As fuel cells using a polymer electrolyte membrane can be reduced in size and weight and have high power generation efficiency and energy density, fuel cells are expected to serve as a power supply for mobile devices using methanol, hydrogen, or the like as a fuel, a power supply for household cogeneration systems, and a power supply for fuel cell vehicles. In such fuel cells, a polymer electrolyte membrane, an electrode catalyst, a gas diffusion electrode, a membrane-electrode assembly, and the like are the major element technology. Development of a polymer electrolyte membrane having excellent properties for use in fuel cells is one of the most important component technologies.
In a solid polymer fuel cell, an electrolyte membrane acts as an “electrolyte” for conducting hydrogen ions (proton), and also acts as a “separator” for inhibiting hydrogen and methanol, both of which are fuels, from coming into direct contact with oxygen. Such a polymer electrolyte membrane is required to have a large ion exchange capacity. Chemical stability is also required to be tolerant of a long period of use; a polymer electrolyte membrane is especially required to exhibit a high proton conductivity and to be stable at a temperature of 80° C. or higher, which is an operating temperature of a cell, in any moisture state from a dry state to a flooding state. To serve as a separator, a polymer electrolyte membrane is required to have excellent mechanical strength, excellent dimensional stability, low hydrogen permeability, low methanol permeability, and low oxygen permeability.
Perfluorosulfonic acid membranes “Nafion (registered trademark of DuPont)” developed by DuPont and other membranes have been commonly employed as an electrolyte membrane for use in solid polymer fuel cells. Although the conventional fluorine-containing polymer electrolyte membranes such as Nafion® have excellent chemical durability and stability, they have a low ion-exchange capacity of about 1 mmol/g. Furthermore, when hydrogen is used as a fuel, cross-over of hydrogen and oxygen occurs. The membranes also have a disadvantage that mechanical properties of the membranes are significantly decreased at a temperature of above 100° C., which is a required operational condition of a power supply for use in vehicles. Further, as the production of a fluorine resin-containing polymer electrolyte membrane starts with the synthesis of a monomer, the number of production steps increases, causing the membrane to be expensive. This is a major obstacle to practical use as a power supply for household cogeneration systems or a power supply for fuel cell vehicles.

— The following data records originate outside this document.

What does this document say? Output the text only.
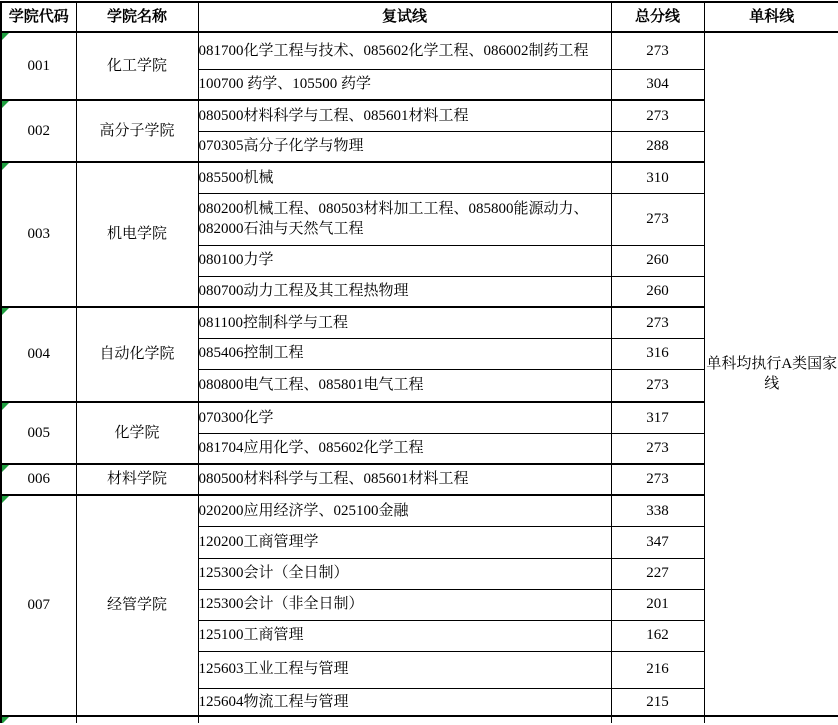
学院代码	学院名称	复试线	总分线	单科线

001	化工学院	081700化学工程与技术、085602化学工程、086002制药工程	273	单科均执行A类国家线
		100700 药学、105500 药学	304	

002	高分子学院	080500材料科学与工程、085601材料工程	273	
		070305高分子化学与物理	288	

003	机电学院	085500机械	310	
		080200机械工程、080503材料加工工程、085800能源动力、082000石油与天然气工程	273	
		080100力学	260	
		080700动力工程及其工程热物理	260	

004	自动化学院	081100控制科学与工程	273	
		085406控制工程	316	
		080800电气工程、085801电气工程	273	

005	化学院	070300化学	317	
		081704应用化学、085602化学工程	273	

006	材料学院	080500材料科学与工程、085601材料工程	273	

007	经管学院	020200应用经济学、025100金融	338	
		120200工商管理学	347	
		125300会计（全日制）	227	
		125300会计（非全日制）	201	
		125100工商管理	162	
		125603工业工程与管理	216	
		125604物流工程与管理	215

Thus, low-cost polymer electrolyte membranes to replace the fluorine-containing polymer electrolyte membranes have been actively developed. For example, in the development of a low-cost polymer electrolyte membrane, attempts have been made to produce an electrolyte membrane (fluorine-containing graft electrolyte membrane) for use in solid polymer fuel cells by graft polymerization of a fluorine-containing polymer membrane substrate, such as polytetrafluoroethylene, polyvinylidene fluoride, and an ethylene-tetrafluoroethylene copolymer, with a styrene monomer to introduce the monomer into the substrate, followed by sulfonation of the monomer (Patent Publications 1 and 2). However, since a fluorine-containing polymer membrane substrate has a low glass transition temperature, it has disadvantages that the mechanical strength of the membrane is significantly decreased at a high temperature of 100° C. or higher, and that it causes cross-over of hydrogen and oxygen used as fuels. Thus, attempts have been made to produce an electrolyte membrane (aromatic graft electrolyte membrane) by the graft polymerization and sulfonation using as a polymer substrate a wholly aromatic engineering plastic having excellent mechanical properties and fuel barrier properties at high temperatures (Patent Publication 3).
However, it is pointed out that during operation at a high temperature in the presence of water, polystyrene graft chains are decomposed to cause a deterioration involving a decrease in an ion exchange capacity of a membrane (Patent Publication 4). To inhibit the decomposition of graft chains observed in polystyrene sulfonic acid, attempts have been made to produce a polymer electrolyte membrane (alkyl type graft electrolyte membrane) comprising an alkyl sulfonic acid in the graft chains and having high ion conductivity, low fuel permeability, excellent resistance to hot water, and oxidation resistance by radiation-induced graft polymerization of monomers having an acrylic acid derivative or a vinyl ketone derivative as a skeleton, and then introduction of sulfonic acid groups into graft chains of the resulting polymer (Patent Publication 5).